葉が大きく茂るので、ある程度広いスペースが必要です。
水やり
鉢植えの場合、土の表面が乾いたら鉢底からあふれるほどたっぷりと与えます。
水切れしないよう注意しましょう。
庭植えの場合、ほとんど必要ありません。
自然に降る雨だけで大丈夫です。
ただし、晴天が続き、ひどく乾燥している場合にはたっぷり与えましょう。
肥料
植え付けの際に元肥を施します。
また、花をしっかり咲かせるため、芽が出る前(早春)、花が咲き終わった後(お礼肥え)、翌年の花芽ができる秋、にそれぞれ化成肥料を施します。

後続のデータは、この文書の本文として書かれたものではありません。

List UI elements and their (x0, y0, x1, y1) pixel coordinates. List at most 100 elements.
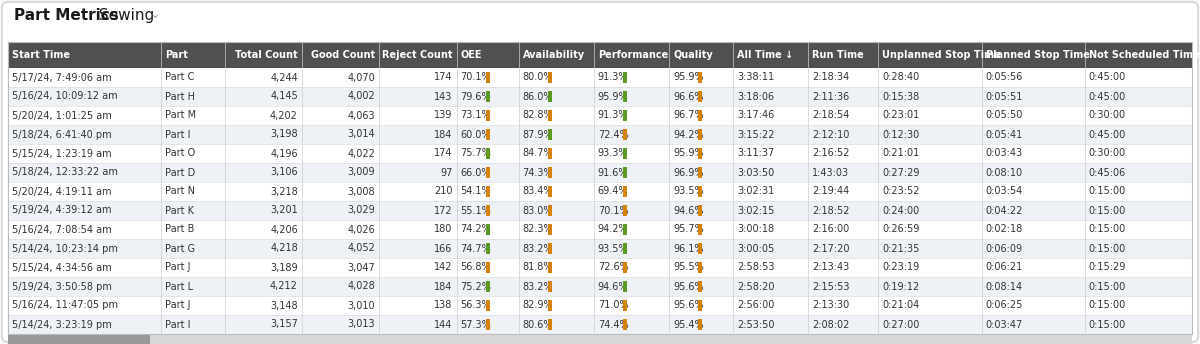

冬に寒肥として有機質の固形肥料を与えてもいいでしょう。
用土
鉢植えの場合、8号以上の大鉢を用意しましょう。
根をしっかり張らせます。土を配合する場合は、赤玉土中粒4:鹿沼土4:腐葉土2などで用意し、混ぜ合わせます。
庭植えの場合、土を掘り起こし、よく耕します。
有機物に富んだ肥沃な土が好ましいので、堆肥や腐葉土などをすき込みましょう。
葉によく日が当たりつつ、地表は影になっているのが理想です。
株元をマルチングするなどして、地温の上昇と乾燥を防ぎましょう。
温度
冬は地上部が枯れ、地中の根だけの状態になりますので、特別な冬越し対策は必要ありません。
夏は、乾燥しないよう気を付けます。
シャクヤクを育てるときのポイント
選び方
園芸店などで苗を購入します。
葉がついている場合は、葉にツヤがあって、色が良いもの、しっかりしている苗を選びます。
病害虫の跡がないかどうか確認しましょう。
植え付け・植え替え
9月~10月が適しています。
日当たりを好みますが、西日が強くあたって乾燥するような場所は避けましょう。
植え付け後、あまり植え替えに向きません。
また、大きく育つので、広いスペースが必要です。
植える場所を最初によく考えましょう。
鉢植えの場合、鉢に根が回ったら、2~3年に1回、秋に一回り大きな鉢に植え替えます。
剪定・切り戻し
1本の茎に複数の蕾がついている状態で育てると花が小さく、咲かないものが出ます。
頂点の大きな蕾だけを残し、他の蕾を摘み取ります。
花が咲き終わった後は、早めに花がらを切り取ります。
病気を予防し、株の消耗を防ぎます。
シャクヤクは冬になると地上部が枯れます。
晩秋に枯れた茎を地面の際で切ります。
増やし方
株分けで増やせます。
9月頃が適期です。
根をなるべく切らないように注意して、株分けします。
分けるとき、一株に3個以上芽が残るようにし、葉は半分ほどに切っておきます。
気を付けるべき病気・害虫
病気
うどんこ病、灰色かび病などに気を付けましょう・
うどんこ病はカビが原因です。
うどん粉をまぶしたように白っぽくなります。
灰色かび病は蕾が被害にあうと茶色くしおれて花が咲きません。
害虫
アブラムシ、ネコブセンチュウ、コウモリガの幼虫、ヨトウムシにご注意ください。
殺虫剤・殺菌剤
灰色かび病を防ぐため、あらかじめ殺菌剤を散布します。
芽が出てから開花までの間、2~3回に分けてベンレート水和剤などを散布します。